20 maio 2014

Mentes armadas e palavras-bala

Já se alonga o tempo no qual as armas voltaram a falar em certos pontos do país, numa reedição - pequena que seja, por agora - da história sangrenta anterior a 1992.
A fala das armas tem causado mortes, feridos e uma angústia imensa. Há, até, aqueles que fazem cálculos dos custos financeiros.
E pelo nosso Moçambique surgem os pedidos urgentes de paz, as manifestações e os cultos religiosos em prol da paz, os textos jornalísticos veementes de paz, os programas televisivos em apoio à paz, as intervenções radiofónicas ecoando a paz.
A cada tiro segue-se um hino à paz. Cada tiro cada paz.
Porém, não raras vezes, são os mais intrépidos campeões do apelo à paz aqueles que, a todo o momento, pelos mais variados motivos, a põem em causa com a sua linguagem armada, com o seu séquito de diatribes e de expressões mutilantes, com as suas críticas-AKM.
Há mentes armadas, para fazer uso de uma expressão do Bispo dos Libombos, Dinis Sengulane, mentes armadas com palavras-bala.
O problema, então, não consiste apenas em desarmar as kalashnikov físicas, mas, também, as kalashnikov simbólicas.

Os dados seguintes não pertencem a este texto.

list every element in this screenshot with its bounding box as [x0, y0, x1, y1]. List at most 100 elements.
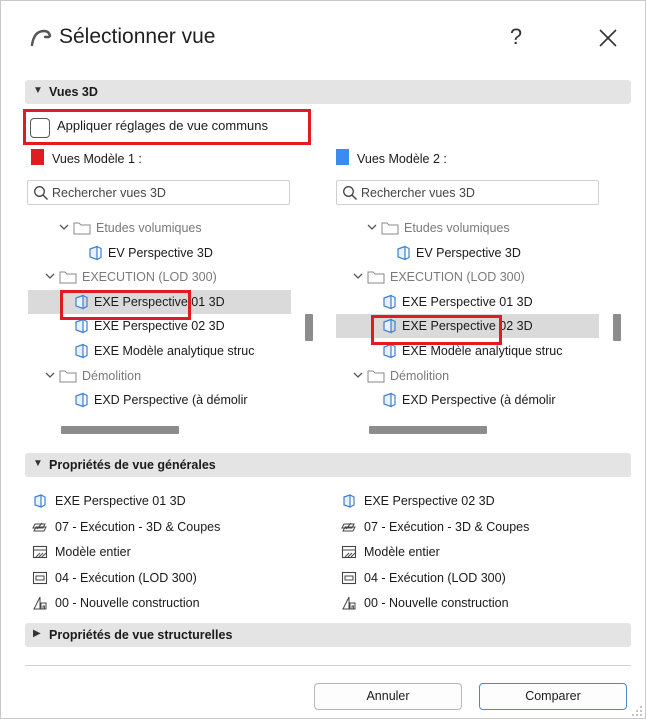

O esforço não é, porém, fácil. Por quê? Porque importa desarmar as condições sociais que, continuamente, armam as mentes. Numa visão bifocal, ver ao perto significa desencadear de imediato todo um conjunto conjuntural de acções profilácticas, sensibilizadoras, destinadas a lidar preventivamente com as mentes armadas; ver ao longe significa saber que acções a médio ou a longo prazo são necessárias para inverter as condições sociais geradoras de violência e de armamento das mentes. De nada servirá mostrar continuadamente em inúmeras instâncias de debate e persuasão que a violência é desnecessária e nociva, se não forem desarmadas as condições sociais que armam as mentes (as margens que comprimem o rio) e que contêm, ainda, o aguilhão de épocas cuja memória permanece, seja porque ainda estão vivos os actores da violência, seja porque a memória passa como passam as tradições orais: de geração em geração, persistentemente.
Então, para recorrer a uma nova imagem do Bispo Sengulane, urge verdadeiramente um "transplante do coração".